# taz.de -- Liebesbriefarchiv in Koblenz: Mein Süßtönender, mein Spatzerl
       
       > Eva Wyss hütet das Liebesbriefarchiv in Koblenz. Weder Telefon noch
       > Internet konnten den Herzensbotschaften den Garaus machen. Im Gegenteil.
       
 (IMG) Bild: Wo fängt ein Liebesbrief an, wo hört er auf?
       
       KOBLENZ taz | Die Liebe ist gut versteckt. Die Liebe lagert in großen
       grauen Aktenschränken zwischen meterhohen Bücherregalen. Die Liebe ist
       nummeriert, transkribiert, archiviert.
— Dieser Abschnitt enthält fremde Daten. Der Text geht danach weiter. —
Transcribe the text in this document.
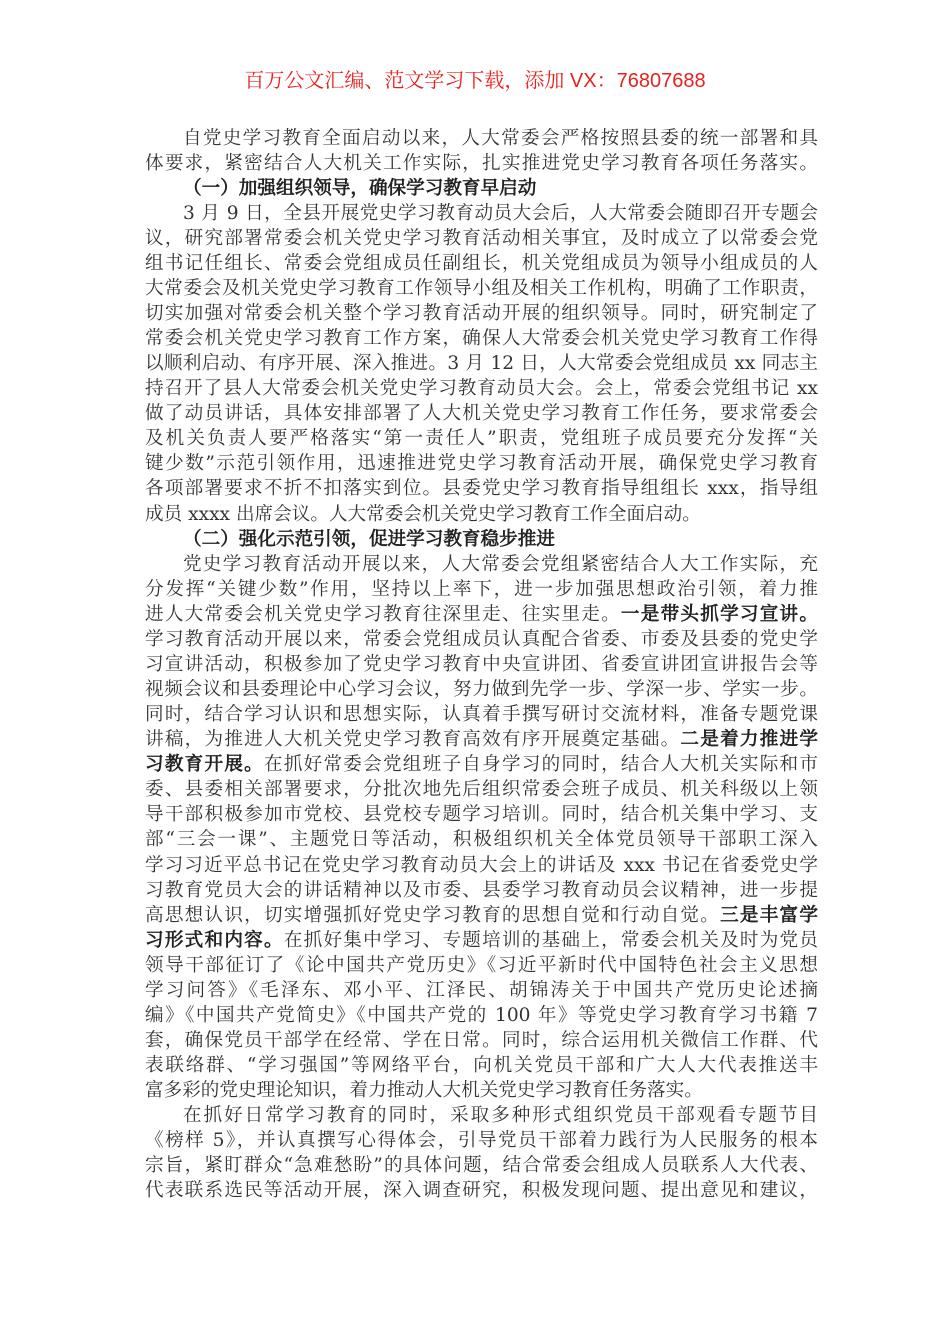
百万公文汇编、范文学习下载，添加 VX：76807688
自党史学习教育全面启动以来，人大常委会严格按照县委的统一部署和具
体要求，紧密结合人大机关工作实际，扎实推进党史学习教育各项任务落实。
（一）加强组织领导，确保学习教育早启动
3 月 9 日，全县开展党史学习教育动员大会后，人大常委会随即召开专题会
议，研究部署常委会机关党史学习教育活动相关事宜，及时成立了以常委会党
组书记任组长、常委会党组成员任副组长，机关党组成员为领导小组成员的人
大常委会及机关党史学习教育工作领导小组及相关工作机构，明确了工作职责，
切实加强对常委会机关整个学习教育活动开展的组织领导。同时，研究制定了
常委会机关党史学习教育工作方案，确保人大常委会机关党史学习教育工作得
以顺利启动、有序开展、深入推进。3 月 12 日，人大常委会党组成员 xx 同志主
持召开了县人大常委会机关党史学习教育动员大会。会上，常委会党组书记 xx
做了动员讲话，具体安排部署了人大机关党史学习教育工作任务，要求常委会
及机关负责人要严格落实“第一责任人”职责，党组班子成员要充分发挥“关
键少数”示范引领作用，迅速推进党史学习教育活动开展，确保党史学习教育
各项部署要求不折不扣落实到位。县委党史学习教育指导组组长 xxx，指导组
成员 xxxx 出席会议。人大常委会机关党史学习教育工作全面启动。
（二）强化示范引领，促进学习教育稳步推进
党史学习教育活动开展以来，人大常委会党组紧密结合人大工作实际，充
分发挥“关键少数”作用，坚持以上率下，进一步加强思想政治引领，着力推
进人大常委会机关党史学习教育往深里走、往实里走。一是带头抓学习宣讲。
学习教育活动开展以来，常委会党组成员认真配合省委、市委及县委的党史学
习宣讲活动，积极参加了党史学习教育中央宣讲团、省委宣讲团宣讲报告会等
视频会议和县委理论中心学习会议，努力做到先学一步、学深一步、学实一步。
同时，结合学习认识和思想实际，认真着手撰写研讨交流材料，准备专题党课
讲稿，为推进人大机关党史学习教育高效有序开展奠定基础。二是着力推进学
习教育开展。在抓好常委会党组班子自身学习的同时，结合人大机关实际和市
委、县委相关部署要求，分批次地先后组织常委会班子成员、机关科级以上领
导干部积极参加市党校、县党校专题学习培训。同时，结合机关集中学习、支
部“三会一课”、主题党日等活动，积极组织机关全体党员领导干部职工深入
学习习近平总书记在党史学习教育动员大会上的讲话及 xxx 书记在省委党史学
习教育党员大会的讲话精神以及市委、县委学习教育动员会议精神，进一步提
高思想认识，切实增强抓好党史学习教育的思想自觉和行动自觉。三是丰富学
习形式和内容。在抓好集中学习、专题培训的基础上，常委会机关及时为党员
领导干部征订了《论中国共产党历史》《习近平新时代中国特色社会主义思想
学习问答》《毛泽东、邓小平、江泽民、胡锦涛关于中国共产党历史论述摘
编》《中国共产党简史》《中国共产党的 100 年》等党史学习教育学习书籍 7
套，确保党员干部学在经常、学在日常。同时，综合运用机关微信工作群、代
表联络群、“学习强国”等网络平台，向机关党员干部和广大人大代表推送丰
富多彩的党史理论知识，着力推动人大机关党史学习教育任务落实。
在抓好日常学习教育的同时，采取多种形式组织党员干部观看专题节目
《榜样 5》，并认真撰写心得体会，引导党员干部着力践行为人民服务的根本
宗旨，紧盯群众“急难愁盼”的具体问题，结合常委会组成人员联系人大代表、
代表联系选民等活动开展，深入调查研究，积极发现问题、提出意见和建议，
Abgelegt in herzensroten Schubern
       finden sich seitenweise heiße Schwüre, Schwärmereien, freundschaftliche
       Zuneigungsbekundungen. Fast 9.000 Liebesbriefe ruhen fern von den für sie
       bestimmten Empfängern im Liebesbriefarchiv der Koblenzer
       Universitätsbibliothek, dem einzigen deutschlandweit.
       
       Die Hüterin dieses Romantikpools ist eine Frau, Typ Schneewittchen: helle
       Haut, langes braunes Haar, die Lippen rot von Lippenstift. Professorin Eva
       Wyss studiert Liebesbotschaften aller Art, wie diese, die sich hinter
       Dokument 3712 verbirgt:
       
       Teufelchen, mein liebstes Mädel. Hast mich armen Bub gefangen. Hältst mein
       Herz in Deinen Händen. Wie in eisenharten Zangen. 
       
       ## 17 verschiedene Verehrer
       
       Mit diesen Zeilen bekundete ein Max einer Elisabeth, genannt Lisel, 1926
       seine Zuneigung. Wie sich herausstellte, war er nicht der Einzige, der dem
       Charme der jungen Schneiderin aus Zürich erlag. Briefe von 17 verschiedenen
       Verehrern erhielt sie von 1924 bis 1940, mal voll überschwänglicher
       Gefühle, mal in leicht vorwurfsvollem Ton gehalten, wie der, den Carlo Ende
       Juli 1929 an seine Lisel schrieb:
       
       Soeben erhielt ich Ihre lb. Zeilen, so wie Ihren freundlichen
       Geburtstagsgruss der mir trotz etwelchen Verspätung grosse Freude bereitet
       hat. Meine Geburt wird im allgemeinen am 20. Juli gefeiert und wie ich
       natürlich gewusst ja nur gehofft hätte, Sie würden auch noch an mich
       denken, so hätte ich ihn eben um einige Tage verschoben. 
       
       Und während er noch auf Angabe einer Telephonstation, wo man sie erreichen
       könnte, hofft, buhlt Ende des Jahres schon Edgar um das Herz der
       Schneiderin:
       
       Ich sehne mich nach Dir, will Dich sehen, dann möchte ich mit Niemand
       tauschen, will nur für Dich sein all meine Liebe nur Dir schenken, keiner
       kann mich mehr von Dir abbringen. Du bist meine Königin ich kann nur für
       Dich leben. 
       
       ## E-Mails, Briefe, SMS, Zettelchen
       
       Liebesbriefe beschäftigen Eva Wyss seit 1997, damals war sie
       wissenschaftliche Assistentin an der Universität Zürich. Sie faszinierte
       diese kaum erforschte Art der Kommunikation zwischen zwei Liebenden, die an
       keiner Schule, an keiner Universität gelehrt wird. Auf eine Zeitungsannonce
       hin fluteten in kurzer Zeit zweieinhalbtausend Schriftstücke ihren
       Briefkasten, der Grundstock des heutigen Archivs. Darunter Feldpost aus dem
       Krieg, kunstvoll mit Zeichnungen ausgeschmückte Liebesversprechen und eng
       beschriebene Zeilen in verschnörkelter Schrift, die beim Versuch des
       Entzifferns manchem Mitarbeiter Kopfzerbrechen bereiteten.
       
       Längst besteht die Sammlung nicht mehr nur aus handgeschriebenen Zeilen.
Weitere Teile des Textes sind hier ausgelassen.